Semenov later tweeted that he had been kicked off of GitHub.
“There is not much we can do in terms of helping investigations, because the team doesn't have much control over the protocol,” he said.
That decentralization may make it difficult to stop or regulate the propagation of the protocol, but the very real criminal sentences the Treasury Department can put on its use—which could include a 30 years behind bars—should make the tool much less desirable.
“The U.S. was likely scanning key North Korean wallets and saw a lot of money go through Tornado Cash, so they sanctioned/blacklisted the entirety of their wallets,” Mario Nawfal, founder of virtual currency consulting company IBC, noted on Twitter. “Now anyone trying to sell tokens that have touched Tornado Cash's wallets won't be able to now on major [currency exchanges.]”
Muneeb Ali, CEO of Trust Machines, a company that builds virtual currency apps, said the Treasury Department announcement showed government disregard for Americans’ right to privacy, or to access privacy tools. “It’s time to put our crypto tribalism aside; the crypto wars II are starting: US Treasury puts privacy tool Tornado Cash on the sanctions list. This list is meant for people, not tech tools. Privacy tools are for every American,” he tweeted.
Patrick Hansen, a virtual currency advisor at Presight Capital, took a sort of middle-of-the-road position, arguing on Twitter that the community needs to focus on developing and promoting its own tools to thwart money laundering, or face more action from regulators.
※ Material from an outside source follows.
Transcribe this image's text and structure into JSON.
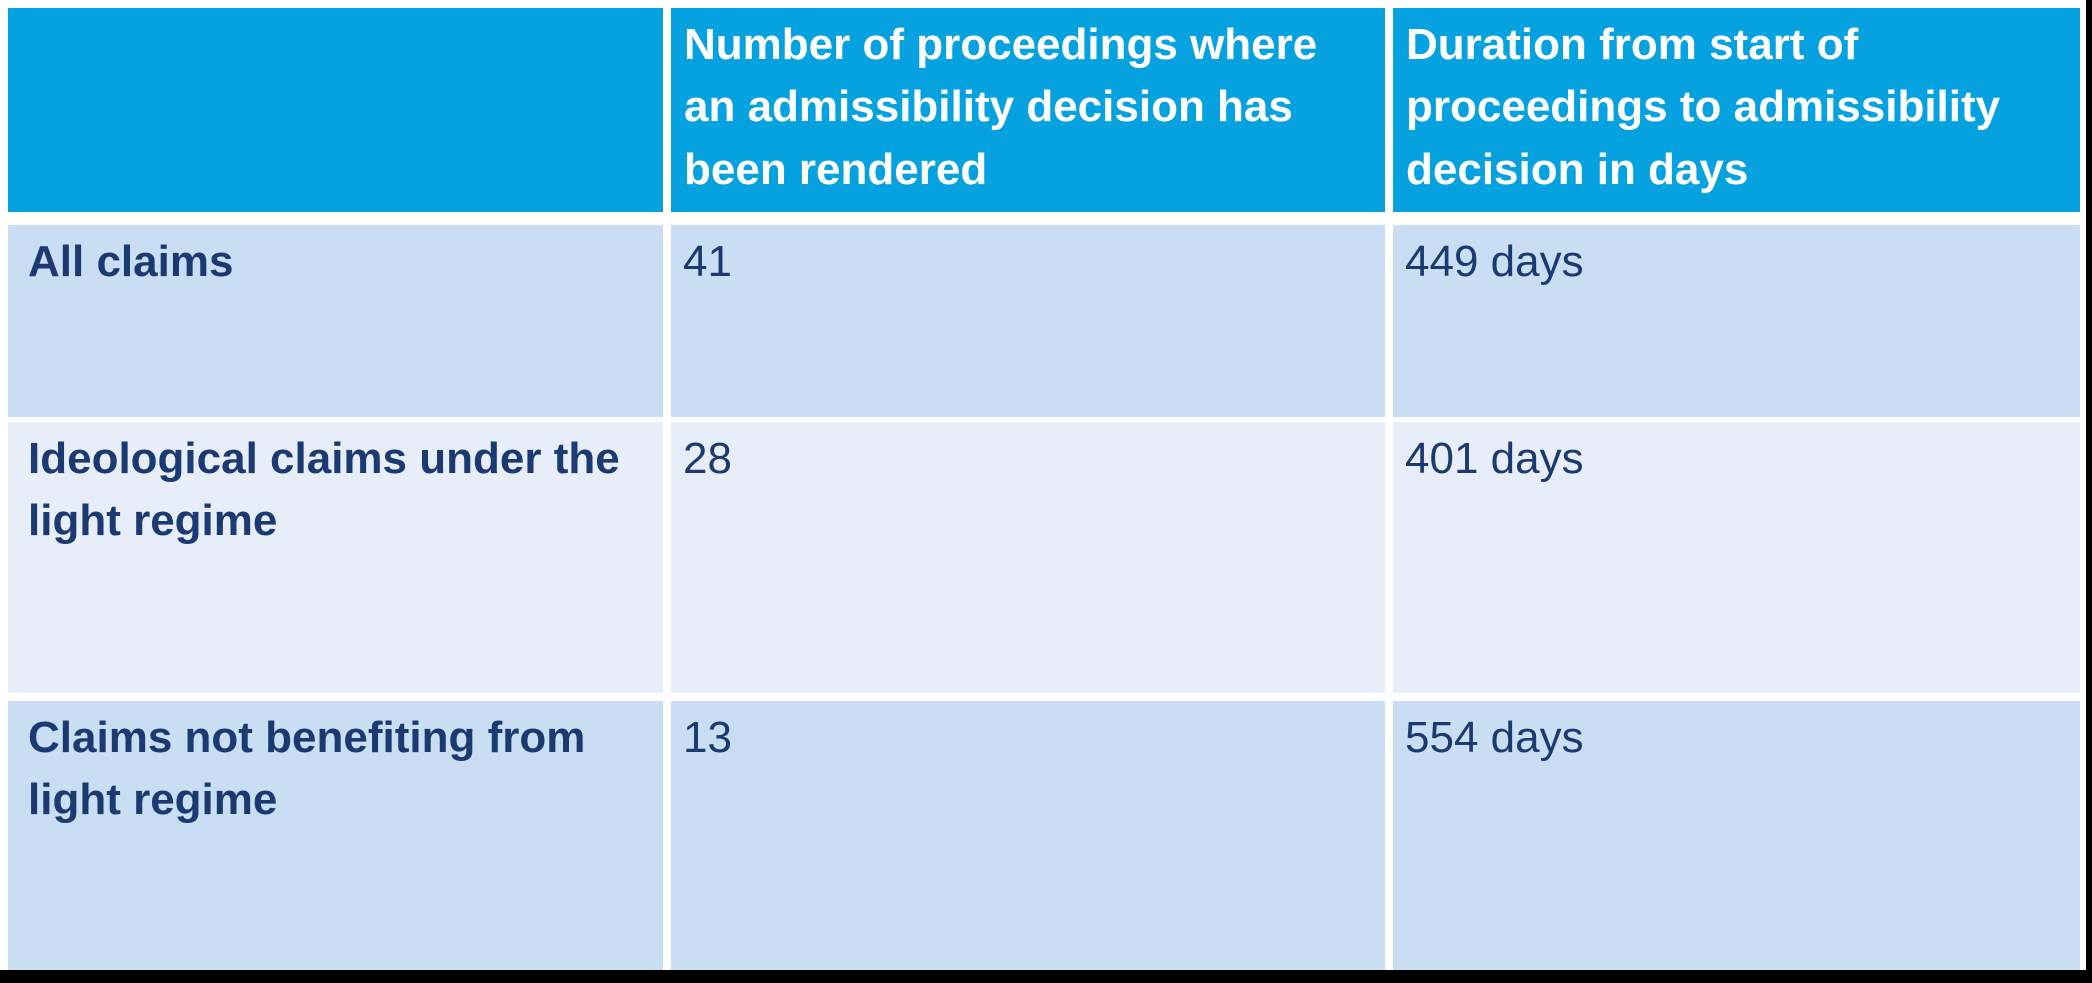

“Ideologically, I believe that financial privacy tools like Tornado Cash should be protected at all costs. But pragmatically, I fear that focusing the narrative on protecting anonymous transfers is fighting a losing regulatory battle detrimental to the broader crypto [anti-money laundering] rules.”
That creates a challenge and opportunity in the future for crypto traders and for the government: Can the industry create its own tools to better prevent money laundering and financial crime before the government steps in to put popular tools on the sanctions list? White House and Treasury officials on Monday said they are making aggressive efforts to “partner” with the industry to prevent money laundering via virtual currency.
A senior Treasury official said that the reaction from the industry to such outreach has been “pretty broad.”